Blair remained behind at the hotel to grieve. It was announced that he had withdrawn from the match, and flags at the ground were lowered to half-mast.
But Blair appeared out of the players’ tunnel after New Zealand lost their ninth wicket for 154 in the first innings, which left the players and the crowd at Ellis Park stunned. Along with Bert Sutcliffe, he put up a 33-run stand to drag New Zealand to 187. It remains one of the most defining moments in New Zealand sporting history.
“The background to this Test match is one of the most sad and moving and heart-breaking stories imaginable,” NZC chief executive Scott Weenink said. “It’s also an uplifting story of incredible courage and resilience, and in terms of the South African team and public, great compassion and empathy. I’m delighted to see this very important part of cricket history properly recognised and acknowledged.”

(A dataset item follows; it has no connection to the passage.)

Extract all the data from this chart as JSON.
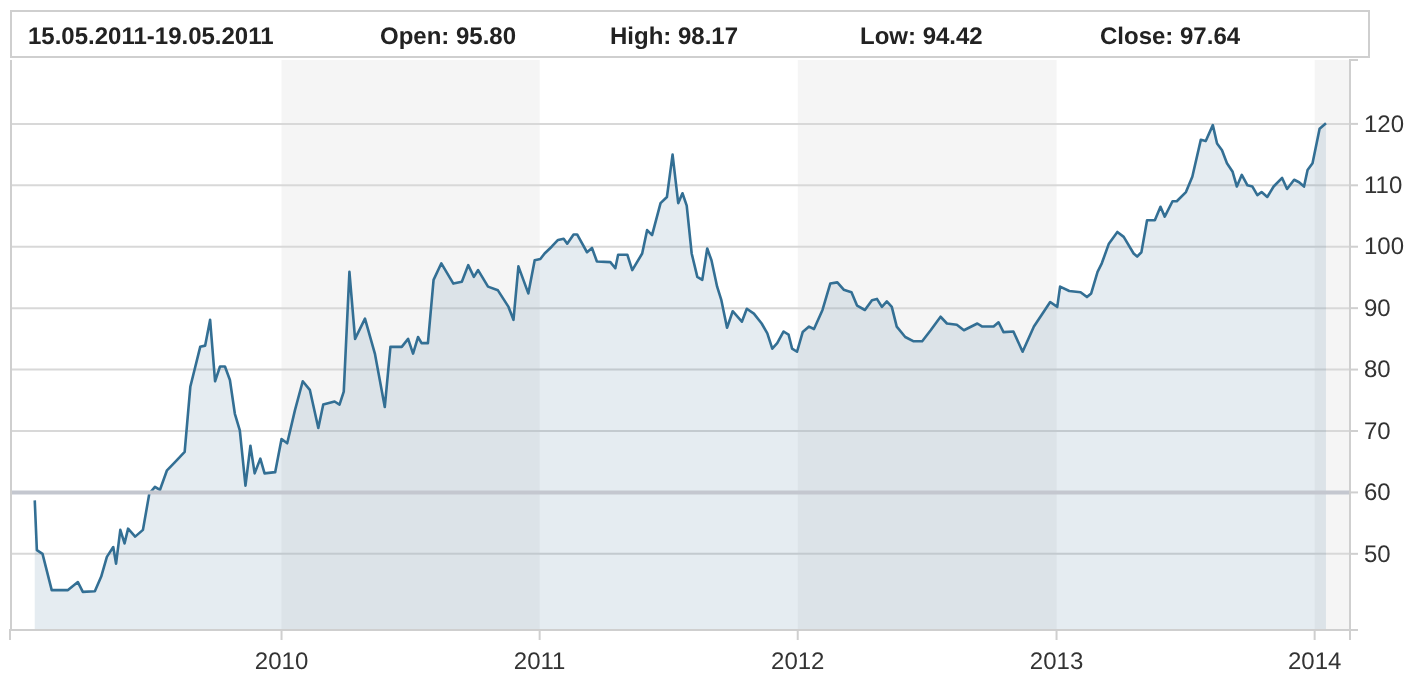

The Shield was created by carver David Ngawati (Ngati Hine), is made from the native New Zealand timber puriri, and includes an inlaid mere made from pounamu, a type of stone sourced from the Tangiwai region. An NZC release said that the shield will be blessed and presented to the teams in Tauranga today.
CSA chief executive Pholetsi Moseki said, “On behalf of CSA, I send my best wishes to everyone who was touched by this tragedy, and to both teams contesting the inaugural trophy. It’s important that the teams of today and tomorrow know where they came from, and I’m sure the Tangiwai Shield will do much to assist with that.”